Civitas divested $85 million of non-core acreage in the Denver-Julesburg (D-J) Basin during the fourth quarter—primarily non-operated interests with minimal production, the Denver-based company reported in earnings after markets closed Feb. 27.
The company remains on track to reach a $300 million divestment target by the middle of the year.
Civitas has been cleaning up its portfolio in Colorado and plowing billions of dollars into deals in the Permian Basin—the nation’s top oil-producing region.
The company plans to deploy roughly 60% of its total investment into the Permian this year, with the remaining 40% earmarked for the D-J Basin.
Last year, Civitas made a splashy entrance into the Permian with nearly $7 billion in M&A.
The first pair of deals signed with NGP-backed privates Hibernia Energy III and Tap Rock Resources delivered assets in the Delaware Basin. Civitas agreed to pay $4.7 billion in cash and stock.

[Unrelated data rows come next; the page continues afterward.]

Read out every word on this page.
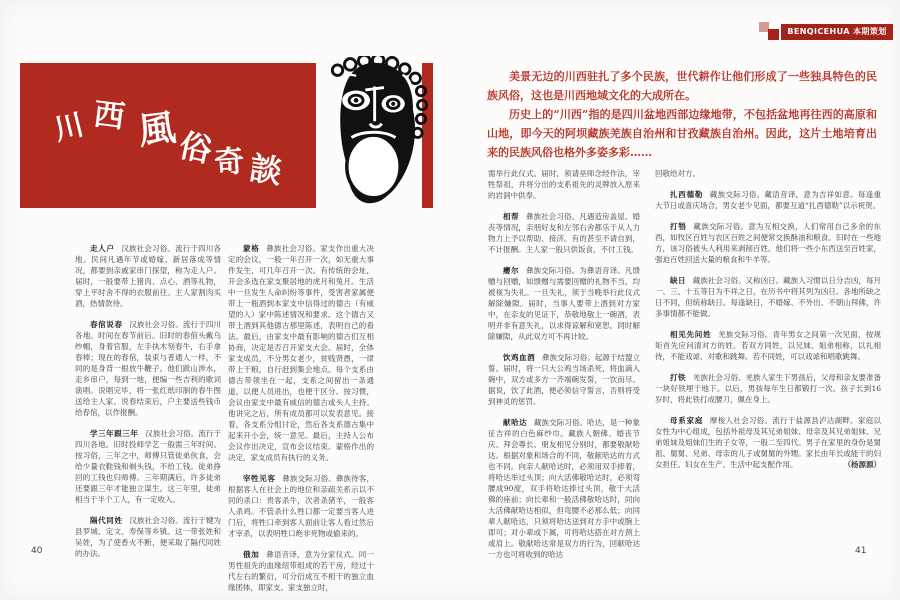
BENQICEHUA 本期策划
川 西 風
俗
奇 談

美景无边的川西驻扎了多个民族，世代耕作让他们形成了一些独具特色的民族风俗，这也是川西地域文化的大成所在。

历史上的“川西”指的是四川盆地西部边缘地带，不包括盆地再往西的高原和山地，即今天的阿坝藏族羌族自治州和甘孜藏族自治州。因此，这片土地培育出来的民族风俗也格外多姿多彩……

走人户 汉族社会习俗。流行于四川各地。民间凡遇年节或婚嫁、新居落成等情况，都要到亲戚家串门探望，称为走人户。届时，一般要带上猪肉、点心、酒等礼物，穿上平时舍不得的衣服前往。主人家割肉买酒，热情款待。

春倌说春 汉族社会习俗。流行于四川各地。时间在春节前后。旧时的春倌头戴乌纱帽，身着官服，左手执木刻春牛，右手拿春棒；现在的春倌，装束与普通人一样，不同的是身背一根放牛鞭子。他们跋山涉水，走乡串户，每到一地，便编一些吉利的歌词演唱。说唱完毕，将一张红纸印制的春牛图送给主人家。说春结束后，户主要送些钱币给春倌，以作报酬。

学三年跟三年 汉族社会习俗。流行于四川各地。旧时投师学艺一般需三年时间。按习俗，三年之中，师傅只管徒弟伙食，会给少量衣鞋钱和剃头钱，不给工钱。徒弟挣回的工钱也归师傅。三年期满后，许多徒弟还要跟三年才能独立谋生。这三年里，徒弟相当于半个工人，有一定收入。

隔代同姓 汉族社会习俗。流行于犍为县罗城、定文、寿保等乡镇。这一带张姓和吴姓，为了使香火不断，便采取了隔代同姓的办法。

蒙格 彝族社会习俗。家支作出重大决定的会议，一般一年召开一次，如无重大事件发生，可几年召开一次。有传统的会址，开会多选在家支聚居地的虎月和兔月。生活中一旦发生人命纠纷等事件，受害者家属便带上一瓶酒到本家支中信得过的德古（有威望的人）家中陈述情况和要求。这个德古又带上酒到其他德古那里陈述，表明自己的看法。最后，由家支中最有影响的德古们互相协商，决定是否召开家支大会。届时，全体家支成员，不分男女老少，贫贱贤愚，一律带上干粮，自行赶到集会地点。每个支系由德古带领坐在一起，支系之间留出一条通道，以便人员进出，也便于区分。按习惯，会议由家支中最有威信的德古或头人主持。他讲完之后，所有成员都可以发表意见。接着，各支系分组讨论，然后各支系德古集中起来开小会，统一意见。最后，主持人公布会议作出决定，宣布会议结束。蒙格作出的决定，家支成员有执行的义务。

宰牲见客 彝族交际习俗。彝族待客，根据客人在社会上的地位和亲疏关系示以不同的杀口：贵客杀牛，次者杀猪羊，一般客人杀鸡。不管杀什么牲口都一定要当客人进门后，将牲口牵到客人面前让客人看过然后才宰杀，以表明牲口绝非死物或偷来的。

俄加 彝语音译，意为分家仪式。同一男性祖先的血缘纽带组成的若干房，经过十代左右的繁衍，可分衍成互不相干的独立血缘团体，即家支。家支独立时，

需举行此仪式。届时，须请巫师念经作法，宰牲祭祖，并将分出的支系祖先的灵牌放入原来的岩洞中供奉。

相帮 彝族社会习俗。凡遇造房盖屋、婚丧等情况，亲朋好友和左邻右舍都乐于从人力物力上予以帮助、接济。有的甚至不请自到，不计报酬。主人家一般只供饭食，不付工钱。

瘿尔 彝族交际习俗。为彝语音译。凡馈赠与回赠，如馈赠与需要回赠的礼物不当，均被视为失礼。一旦失礼，须于当晚举行此仪式解除嫌隙。届时，当事人要带上酒到对方家中，在亲友的见证下，恭敬地敬上一碗酒，表明并非有意失礼，以求得谅解和宽恕。同时解除嫌隙，从此双方可不再计较。

饮鸡血酒 彝族交际习俗。起源于结盟立誓。届时，将一只大公鸡当场杀死，将血滴入碗中，双方或多方一齐端碗发誓，一饮而尽。据说，饮了此酒，便必须信守誓言，否则将受到神灵的惩罚。

献哈达 藏族交际习俗。哈达，是一种象征吉祥的白色麻纱巾。藏族人朝佛、婚丧节庆、拜会尊长、朋友相见分别时，都要敬献哈达。根据对象和场合的不同，敬献哈达的方式也不同。向亲人献哈达时，必须用双手捧着，将哈达举过头顶；向大活佛敬哈达时，必须弯腰成90度，双手将哈达捧过头顶，敬于大活佛的座前；向长辈和一般活佛敬哈达时，同向大活佛献哈达相似，但弯腰不必那么低；向同辈人献哈达，只须将哈达送到对方手中或腕上即可；对小辈或下属，可将哈达搭在对方颈上或肩上。敬献哈达常是双方的行为，回献哈达一方也可将收到的哈达

回敬给对方。

扎西德勒 藏族交际习俗。藏语音译，意为吉祥如意。每逢重大节日或喜庆场合，男女老少见面，都要互道“扎西德勒”以示祝贺。

打牾 藏族交际习俗。意为互相交换，人们常用自己多余的东西，如牧区百姓与农区百姓之间便常交换酥油和粮食。旧时在一些地方，该习俗被头人利用来剥削百姓。他们将一些小东西送至百姓家，强迫百姓回送大量的粮食和牛羊等。

缺日 藏族社会习俗。又称凶日。藏族人习惯以日分吉凶，每月一、三、十五等日为不祥之日，在历书中将其列为凶日。各地所缺之日不同，但统称缺日。每逢缺日，不婚嫁、不外出、不朝山拜佛，许多事情都不能做。

相见先问姓 羌族交际习俗。青年男女之间第一次见面，按规矩首先应问清对方的姓。若双方同姓，以兄妹、姐弟相称，以礼相待，不能戏谑、对歌和跳舞。若不同姓，可以戏谑和唱歌跳舞。

打铁 羌族社会习俗。羌族人家生下男孩后，父母和亲友要准备一块好铁埋于地下。以后，男孩每年生日都锻打一次。孩子长到16岁时，将此铁打成腰刀，佩在身上。

母系家庭 摩梭人社会习俗。流行于盐源县泸沽湖畔。家庭以女性为中心组成，包括外祖母及其兄弟姐妹、母亲及其兄弟姐妹、兄弟姐妹及姐妹们生的子女等，一般二至四代。男子在家里的身份是舅祖、舅舅、兄弟、母亲的儿子或舅舅的外甥。家长由年长或能干的妇女担任。妇女在生产、生活中起支配作用。	（杨源源）

40	41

Civitas announced a second Permian deal in October—a $2.1 billion acquisition of Vencer Energy, backed by global commodities trading house Vitol. The Vencer transaction adds interests in the Permian’s Midland Basin.
“As our D-J Basin asset continues to outperform, we were successful in strategically expanding our portfolio over the last year by capturing accretive acquisitions that provide us with important scale and diversification in another world-class unconventional basin, the Permian,” Civitas CEO Chris Doyle said in the earnings release.

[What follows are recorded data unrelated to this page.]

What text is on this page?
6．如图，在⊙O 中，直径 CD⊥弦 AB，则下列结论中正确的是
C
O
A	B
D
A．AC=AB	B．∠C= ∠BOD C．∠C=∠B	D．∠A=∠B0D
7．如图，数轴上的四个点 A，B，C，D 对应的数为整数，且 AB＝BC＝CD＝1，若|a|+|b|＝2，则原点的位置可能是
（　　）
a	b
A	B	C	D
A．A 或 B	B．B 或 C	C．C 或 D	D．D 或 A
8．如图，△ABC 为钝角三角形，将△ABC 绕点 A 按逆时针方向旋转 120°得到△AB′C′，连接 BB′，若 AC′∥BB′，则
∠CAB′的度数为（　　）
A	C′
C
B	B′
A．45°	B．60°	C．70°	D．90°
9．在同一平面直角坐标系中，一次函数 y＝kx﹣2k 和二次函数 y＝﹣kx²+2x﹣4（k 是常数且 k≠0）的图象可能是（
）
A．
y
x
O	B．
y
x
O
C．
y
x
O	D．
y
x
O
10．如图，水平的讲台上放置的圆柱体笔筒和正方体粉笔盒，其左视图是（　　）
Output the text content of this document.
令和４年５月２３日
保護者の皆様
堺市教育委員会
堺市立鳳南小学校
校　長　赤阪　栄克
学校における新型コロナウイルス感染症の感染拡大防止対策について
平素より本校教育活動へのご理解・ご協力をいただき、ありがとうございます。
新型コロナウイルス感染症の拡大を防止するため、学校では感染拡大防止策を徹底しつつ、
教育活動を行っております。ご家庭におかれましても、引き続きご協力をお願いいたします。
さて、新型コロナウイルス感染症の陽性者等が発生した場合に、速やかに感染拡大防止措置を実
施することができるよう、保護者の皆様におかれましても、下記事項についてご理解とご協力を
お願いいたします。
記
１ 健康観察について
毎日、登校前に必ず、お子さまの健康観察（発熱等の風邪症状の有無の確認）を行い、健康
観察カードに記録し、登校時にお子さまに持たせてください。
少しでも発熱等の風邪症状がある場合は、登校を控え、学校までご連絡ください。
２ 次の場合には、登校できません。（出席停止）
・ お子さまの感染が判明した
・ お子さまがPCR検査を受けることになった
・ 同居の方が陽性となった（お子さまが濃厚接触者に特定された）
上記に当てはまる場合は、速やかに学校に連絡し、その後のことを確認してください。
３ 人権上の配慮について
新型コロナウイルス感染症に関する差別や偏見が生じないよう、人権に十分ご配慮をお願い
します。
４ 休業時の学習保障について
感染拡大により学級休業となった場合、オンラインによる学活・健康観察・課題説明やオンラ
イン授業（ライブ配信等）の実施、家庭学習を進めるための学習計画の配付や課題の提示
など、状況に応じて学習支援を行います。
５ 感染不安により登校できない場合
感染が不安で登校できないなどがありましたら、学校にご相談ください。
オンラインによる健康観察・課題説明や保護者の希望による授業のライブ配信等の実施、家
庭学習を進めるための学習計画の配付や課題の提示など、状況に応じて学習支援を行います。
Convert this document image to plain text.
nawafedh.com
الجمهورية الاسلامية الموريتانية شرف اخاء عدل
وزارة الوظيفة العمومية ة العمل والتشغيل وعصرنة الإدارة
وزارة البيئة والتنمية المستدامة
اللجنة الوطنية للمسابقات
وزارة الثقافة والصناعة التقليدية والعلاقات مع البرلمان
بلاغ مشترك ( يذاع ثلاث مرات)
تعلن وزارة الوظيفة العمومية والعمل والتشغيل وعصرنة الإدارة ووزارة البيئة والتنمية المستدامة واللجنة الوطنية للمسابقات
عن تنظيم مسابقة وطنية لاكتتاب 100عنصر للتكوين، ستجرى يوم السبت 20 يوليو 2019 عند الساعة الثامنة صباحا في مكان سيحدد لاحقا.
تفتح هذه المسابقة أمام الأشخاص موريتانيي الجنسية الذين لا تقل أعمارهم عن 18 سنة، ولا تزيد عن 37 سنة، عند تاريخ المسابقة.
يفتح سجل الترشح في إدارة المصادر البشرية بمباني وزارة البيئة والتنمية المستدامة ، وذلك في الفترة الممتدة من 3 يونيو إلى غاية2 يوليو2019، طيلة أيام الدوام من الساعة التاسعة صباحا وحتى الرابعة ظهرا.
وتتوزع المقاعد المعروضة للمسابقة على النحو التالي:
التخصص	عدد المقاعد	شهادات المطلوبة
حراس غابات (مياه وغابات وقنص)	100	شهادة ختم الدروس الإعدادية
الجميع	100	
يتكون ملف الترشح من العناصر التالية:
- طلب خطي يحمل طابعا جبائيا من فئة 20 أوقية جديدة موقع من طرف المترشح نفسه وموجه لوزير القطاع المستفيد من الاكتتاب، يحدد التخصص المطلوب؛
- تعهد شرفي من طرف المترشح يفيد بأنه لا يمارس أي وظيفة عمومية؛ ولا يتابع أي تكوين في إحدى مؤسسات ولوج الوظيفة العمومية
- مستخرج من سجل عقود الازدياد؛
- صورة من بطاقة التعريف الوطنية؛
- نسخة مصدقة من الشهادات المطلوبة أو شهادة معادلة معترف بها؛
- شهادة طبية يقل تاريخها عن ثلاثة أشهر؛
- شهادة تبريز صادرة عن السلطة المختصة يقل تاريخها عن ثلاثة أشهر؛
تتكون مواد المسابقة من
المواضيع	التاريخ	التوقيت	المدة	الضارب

D-J Basin production averaged 173,000 boe/d during the fourth quarter; Permian Basin volumes averaged in at 106,000 boe/d for the quarter.
Civitas plans to drill and complete between 130 and 150 gross Permian wells in 2024; between 90 and 110 gross wells are planned for the D-J.
Civitas was born in 2021 through the combination of three Colorado E&Ps: Bonanza Creek Energy, Extraction Oil & Gas and Crestone Peak. At the time of the merger, Civitas was the largest pure-play producer in Colorado.
As Civitas looked for scale through M&A, it needed to look outside of Colorado, Doyle told Hart Energy in an exclusive interview last year. Most of the quality D-J Basin acreage was already owned by a small group of public E&Ps, including Chevron, Occidental, PDC Energy and Civitas itself.
The D-J consolidated even more when Chevron bought PDC for $6.3 billion last year.